Aldo Montano led Italy to the top of the medals table in the fencing tournament, although with 30 trophies there were plenty of winners at the Athens Games.
Aldo Montano led Italy to the top of the medals table in the Olympic fencing tournament, although with 30 trophies handed out over the nine days there were plenty of winners at the Athens Games.
Montano went one better than his father and grandfather, who both won Olympic silver, by taking gold in the individual sabre as well as silver in the team event.
He also proved to be the most compelling of all fencers, both on and off the piste, at a Games where a judging error, transparent masks and the courage of Damien Touya also made their mark.
Italy won seven medals, three of them gold, to pip the French, with six medals, as the team of the tournament.
Jesi, the small town of 40,000 people near Ancona was split when its two favourite daughters Giovanna Trillini, the 1992 champion, and Valentina Vezzali fought in the final of the women's foil.
Vezzali, the champion in Sydney, retained her title and then declared she was off to have a baby.
Frenchman Touya's decision to fight on after taking a blade through his hand was brave enough.

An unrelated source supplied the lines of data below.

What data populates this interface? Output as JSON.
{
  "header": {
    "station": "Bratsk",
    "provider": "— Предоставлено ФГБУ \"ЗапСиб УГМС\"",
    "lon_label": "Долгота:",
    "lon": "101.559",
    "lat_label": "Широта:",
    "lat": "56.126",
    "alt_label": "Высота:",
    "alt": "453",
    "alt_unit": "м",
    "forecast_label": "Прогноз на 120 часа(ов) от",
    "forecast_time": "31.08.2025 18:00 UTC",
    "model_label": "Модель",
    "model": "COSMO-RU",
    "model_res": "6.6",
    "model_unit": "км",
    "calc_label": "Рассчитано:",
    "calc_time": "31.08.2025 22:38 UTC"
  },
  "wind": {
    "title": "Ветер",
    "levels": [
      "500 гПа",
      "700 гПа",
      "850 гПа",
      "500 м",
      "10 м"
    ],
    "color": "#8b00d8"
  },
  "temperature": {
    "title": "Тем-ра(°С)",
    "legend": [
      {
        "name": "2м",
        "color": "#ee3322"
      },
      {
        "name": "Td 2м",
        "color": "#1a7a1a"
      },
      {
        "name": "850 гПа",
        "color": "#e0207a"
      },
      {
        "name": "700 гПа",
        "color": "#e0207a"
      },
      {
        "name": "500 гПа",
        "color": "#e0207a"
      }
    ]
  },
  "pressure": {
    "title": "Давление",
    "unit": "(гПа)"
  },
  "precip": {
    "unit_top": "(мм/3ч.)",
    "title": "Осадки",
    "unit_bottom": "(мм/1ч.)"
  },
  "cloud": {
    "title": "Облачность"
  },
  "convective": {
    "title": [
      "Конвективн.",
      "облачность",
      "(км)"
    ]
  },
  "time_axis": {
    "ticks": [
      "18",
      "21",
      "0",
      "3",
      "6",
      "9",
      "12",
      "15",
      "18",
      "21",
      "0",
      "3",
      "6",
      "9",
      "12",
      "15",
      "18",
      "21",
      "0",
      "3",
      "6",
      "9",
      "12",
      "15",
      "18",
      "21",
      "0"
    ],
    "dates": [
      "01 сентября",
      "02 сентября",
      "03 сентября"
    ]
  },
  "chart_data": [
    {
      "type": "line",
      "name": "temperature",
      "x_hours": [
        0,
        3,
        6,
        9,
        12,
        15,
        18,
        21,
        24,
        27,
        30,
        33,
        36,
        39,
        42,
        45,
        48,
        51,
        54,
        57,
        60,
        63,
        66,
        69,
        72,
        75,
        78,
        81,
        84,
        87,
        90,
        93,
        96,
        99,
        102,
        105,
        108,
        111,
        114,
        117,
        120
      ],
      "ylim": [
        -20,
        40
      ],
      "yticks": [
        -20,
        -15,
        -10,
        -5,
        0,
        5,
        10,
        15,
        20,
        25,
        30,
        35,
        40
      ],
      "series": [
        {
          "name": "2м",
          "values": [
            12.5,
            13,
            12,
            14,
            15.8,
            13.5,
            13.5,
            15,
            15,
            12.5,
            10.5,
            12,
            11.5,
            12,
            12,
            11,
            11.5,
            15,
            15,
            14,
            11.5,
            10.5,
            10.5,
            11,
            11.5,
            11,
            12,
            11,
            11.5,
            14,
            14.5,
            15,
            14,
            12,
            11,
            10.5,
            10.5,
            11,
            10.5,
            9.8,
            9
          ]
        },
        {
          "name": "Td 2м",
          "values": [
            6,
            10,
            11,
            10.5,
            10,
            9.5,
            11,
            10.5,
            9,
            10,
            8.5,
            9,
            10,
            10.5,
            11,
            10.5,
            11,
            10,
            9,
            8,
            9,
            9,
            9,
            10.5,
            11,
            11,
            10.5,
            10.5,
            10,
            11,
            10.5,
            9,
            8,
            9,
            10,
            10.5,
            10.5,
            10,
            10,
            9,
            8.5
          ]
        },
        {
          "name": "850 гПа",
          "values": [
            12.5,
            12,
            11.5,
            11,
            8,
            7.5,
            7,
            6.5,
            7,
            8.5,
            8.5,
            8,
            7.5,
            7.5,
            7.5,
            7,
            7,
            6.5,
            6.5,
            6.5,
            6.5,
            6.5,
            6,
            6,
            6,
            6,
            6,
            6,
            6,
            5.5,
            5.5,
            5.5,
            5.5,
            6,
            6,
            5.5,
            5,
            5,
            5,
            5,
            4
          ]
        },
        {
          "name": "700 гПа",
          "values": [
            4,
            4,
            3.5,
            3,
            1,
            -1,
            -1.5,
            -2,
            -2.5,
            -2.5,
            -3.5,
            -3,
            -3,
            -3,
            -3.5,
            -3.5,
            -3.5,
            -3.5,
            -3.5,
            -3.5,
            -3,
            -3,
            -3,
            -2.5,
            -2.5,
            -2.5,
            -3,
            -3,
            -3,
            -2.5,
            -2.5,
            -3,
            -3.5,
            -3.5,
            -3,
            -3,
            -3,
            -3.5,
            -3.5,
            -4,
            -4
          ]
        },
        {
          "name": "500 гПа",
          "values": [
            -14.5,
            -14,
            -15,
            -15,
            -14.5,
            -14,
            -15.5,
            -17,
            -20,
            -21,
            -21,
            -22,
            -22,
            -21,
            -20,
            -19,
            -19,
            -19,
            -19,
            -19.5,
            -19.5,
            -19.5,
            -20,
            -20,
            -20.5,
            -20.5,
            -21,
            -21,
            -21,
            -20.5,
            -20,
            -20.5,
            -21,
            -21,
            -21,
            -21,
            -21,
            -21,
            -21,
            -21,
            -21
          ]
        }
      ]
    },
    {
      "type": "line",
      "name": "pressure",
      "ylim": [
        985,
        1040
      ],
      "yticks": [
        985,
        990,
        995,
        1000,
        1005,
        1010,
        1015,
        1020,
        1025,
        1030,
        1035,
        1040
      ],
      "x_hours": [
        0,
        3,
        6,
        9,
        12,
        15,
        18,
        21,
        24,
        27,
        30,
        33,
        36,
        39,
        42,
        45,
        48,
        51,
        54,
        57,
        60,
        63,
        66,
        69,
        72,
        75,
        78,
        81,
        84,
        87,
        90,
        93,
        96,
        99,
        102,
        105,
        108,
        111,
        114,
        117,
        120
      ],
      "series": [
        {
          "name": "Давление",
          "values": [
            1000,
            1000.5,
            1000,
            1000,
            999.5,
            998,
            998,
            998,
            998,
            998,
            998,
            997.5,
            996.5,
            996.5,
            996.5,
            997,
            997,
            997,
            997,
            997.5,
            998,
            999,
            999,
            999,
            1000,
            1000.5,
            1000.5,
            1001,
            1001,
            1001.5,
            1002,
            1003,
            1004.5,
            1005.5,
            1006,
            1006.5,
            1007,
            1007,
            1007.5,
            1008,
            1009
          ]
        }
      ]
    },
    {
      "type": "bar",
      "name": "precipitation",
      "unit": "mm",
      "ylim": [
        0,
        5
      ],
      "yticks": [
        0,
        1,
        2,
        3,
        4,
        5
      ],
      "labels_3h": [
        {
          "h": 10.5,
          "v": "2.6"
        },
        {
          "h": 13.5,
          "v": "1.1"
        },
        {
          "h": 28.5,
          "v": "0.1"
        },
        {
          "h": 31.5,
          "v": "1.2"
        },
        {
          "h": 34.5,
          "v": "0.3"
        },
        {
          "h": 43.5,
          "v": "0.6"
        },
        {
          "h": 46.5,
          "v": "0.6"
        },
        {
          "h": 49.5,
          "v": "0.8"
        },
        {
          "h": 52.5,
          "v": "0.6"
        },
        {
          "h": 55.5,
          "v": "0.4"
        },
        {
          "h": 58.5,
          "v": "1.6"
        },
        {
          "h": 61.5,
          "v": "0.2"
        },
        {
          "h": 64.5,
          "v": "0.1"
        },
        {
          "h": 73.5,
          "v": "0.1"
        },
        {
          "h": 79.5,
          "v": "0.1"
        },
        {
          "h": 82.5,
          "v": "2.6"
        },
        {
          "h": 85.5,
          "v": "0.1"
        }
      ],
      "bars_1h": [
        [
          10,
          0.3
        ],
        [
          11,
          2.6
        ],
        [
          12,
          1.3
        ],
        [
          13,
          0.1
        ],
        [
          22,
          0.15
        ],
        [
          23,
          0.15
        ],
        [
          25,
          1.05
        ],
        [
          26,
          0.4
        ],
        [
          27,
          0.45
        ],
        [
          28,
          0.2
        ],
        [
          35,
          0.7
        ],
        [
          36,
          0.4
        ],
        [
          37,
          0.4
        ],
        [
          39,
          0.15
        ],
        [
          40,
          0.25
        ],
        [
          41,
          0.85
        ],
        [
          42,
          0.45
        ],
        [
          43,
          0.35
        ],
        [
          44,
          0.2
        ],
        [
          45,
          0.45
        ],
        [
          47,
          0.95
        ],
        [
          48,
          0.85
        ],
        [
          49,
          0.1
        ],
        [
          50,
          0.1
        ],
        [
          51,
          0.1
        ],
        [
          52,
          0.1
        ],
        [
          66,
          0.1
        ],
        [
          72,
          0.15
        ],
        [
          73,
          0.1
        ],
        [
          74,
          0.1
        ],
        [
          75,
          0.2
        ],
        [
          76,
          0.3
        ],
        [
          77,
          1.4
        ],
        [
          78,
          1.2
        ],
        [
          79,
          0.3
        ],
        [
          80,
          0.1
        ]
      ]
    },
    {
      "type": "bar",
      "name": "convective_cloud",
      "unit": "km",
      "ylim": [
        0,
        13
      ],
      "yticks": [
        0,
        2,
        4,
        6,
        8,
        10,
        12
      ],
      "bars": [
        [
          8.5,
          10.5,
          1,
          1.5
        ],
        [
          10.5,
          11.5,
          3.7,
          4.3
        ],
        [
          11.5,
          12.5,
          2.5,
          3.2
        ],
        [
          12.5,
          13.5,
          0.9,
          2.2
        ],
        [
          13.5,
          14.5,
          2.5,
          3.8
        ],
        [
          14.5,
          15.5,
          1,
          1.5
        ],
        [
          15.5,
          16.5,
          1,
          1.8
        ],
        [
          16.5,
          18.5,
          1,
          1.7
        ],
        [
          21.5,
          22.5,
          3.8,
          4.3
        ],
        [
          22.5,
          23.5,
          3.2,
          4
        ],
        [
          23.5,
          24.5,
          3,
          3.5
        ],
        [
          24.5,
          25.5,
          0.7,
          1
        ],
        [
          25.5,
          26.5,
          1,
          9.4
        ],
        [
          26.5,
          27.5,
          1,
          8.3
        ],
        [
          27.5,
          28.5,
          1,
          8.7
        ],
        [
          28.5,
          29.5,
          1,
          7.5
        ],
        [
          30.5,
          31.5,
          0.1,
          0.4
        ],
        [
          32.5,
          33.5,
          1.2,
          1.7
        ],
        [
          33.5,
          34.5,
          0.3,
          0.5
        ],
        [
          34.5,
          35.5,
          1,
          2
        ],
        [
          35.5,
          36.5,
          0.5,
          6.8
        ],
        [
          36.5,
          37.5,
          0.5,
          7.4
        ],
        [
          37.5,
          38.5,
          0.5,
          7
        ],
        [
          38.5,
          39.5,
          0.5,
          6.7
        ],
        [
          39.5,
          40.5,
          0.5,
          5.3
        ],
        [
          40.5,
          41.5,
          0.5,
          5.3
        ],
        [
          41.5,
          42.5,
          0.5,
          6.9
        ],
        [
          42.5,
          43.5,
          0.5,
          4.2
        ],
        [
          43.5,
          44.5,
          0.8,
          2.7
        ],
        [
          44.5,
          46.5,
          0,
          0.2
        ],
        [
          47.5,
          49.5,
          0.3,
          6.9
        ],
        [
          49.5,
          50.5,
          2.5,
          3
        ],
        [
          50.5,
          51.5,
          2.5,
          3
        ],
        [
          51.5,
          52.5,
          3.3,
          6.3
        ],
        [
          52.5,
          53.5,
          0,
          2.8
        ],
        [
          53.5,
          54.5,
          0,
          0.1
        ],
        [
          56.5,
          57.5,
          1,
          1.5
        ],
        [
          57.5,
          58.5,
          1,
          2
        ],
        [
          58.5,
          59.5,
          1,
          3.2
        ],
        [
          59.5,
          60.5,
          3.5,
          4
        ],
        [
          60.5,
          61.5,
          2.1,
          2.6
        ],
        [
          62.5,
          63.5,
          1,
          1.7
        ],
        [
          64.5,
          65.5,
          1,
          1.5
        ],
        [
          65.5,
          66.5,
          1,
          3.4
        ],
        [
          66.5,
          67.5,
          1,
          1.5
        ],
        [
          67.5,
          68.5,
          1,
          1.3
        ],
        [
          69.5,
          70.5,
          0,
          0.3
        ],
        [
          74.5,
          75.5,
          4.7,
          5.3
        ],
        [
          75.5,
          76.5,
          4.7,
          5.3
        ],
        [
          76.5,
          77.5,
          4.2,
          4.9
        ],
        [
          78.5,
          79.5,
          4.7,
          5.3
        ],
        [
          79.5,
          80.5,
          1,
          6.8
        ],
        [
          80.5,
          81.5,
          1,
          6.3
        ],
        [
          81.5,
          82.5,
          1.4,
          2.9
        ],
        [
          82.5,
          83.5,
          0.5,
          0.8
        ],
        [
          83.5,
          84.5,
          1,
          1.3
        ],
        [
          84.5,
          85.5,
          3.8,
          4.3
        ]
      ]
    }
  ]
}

To do it with the scores locked 44-44 in the team sabre semi-final against the US was genuine courage and he topped even that by coming from behind to win the final for France.
The US also had a good Games, picking up their first gold for 100 years while the Chinese looked to be quietly preparing to dominate in Beijing.
The overdue arrival of the women's sabre was a great innovation with the American Mariel Zagunis becoming the first champion just two months after leaving school.
The introduction of transparent masks into the sabre event was an unqualified success, getting a good response from television and should now be used for foil and epee in Beijing.
The referees were coping quite well in a complex world of flashing lights and rights of way until the team foil when Italy benefited from six wrong calls to deprive the Chinese of gold.
Hungarian referee Joszef Hidasi was subsequently expelled from the Games and suspended for two years.
The white light, which tells the referee that nobody has scored in the foil, made its last appearance at the Games before its axing next year.
There was also frustration and disappointment for Frenchwoman Laura Flessel-Colovic as she failed to repeat her double-gold success of Atlanta and had to settle for silver and bronze.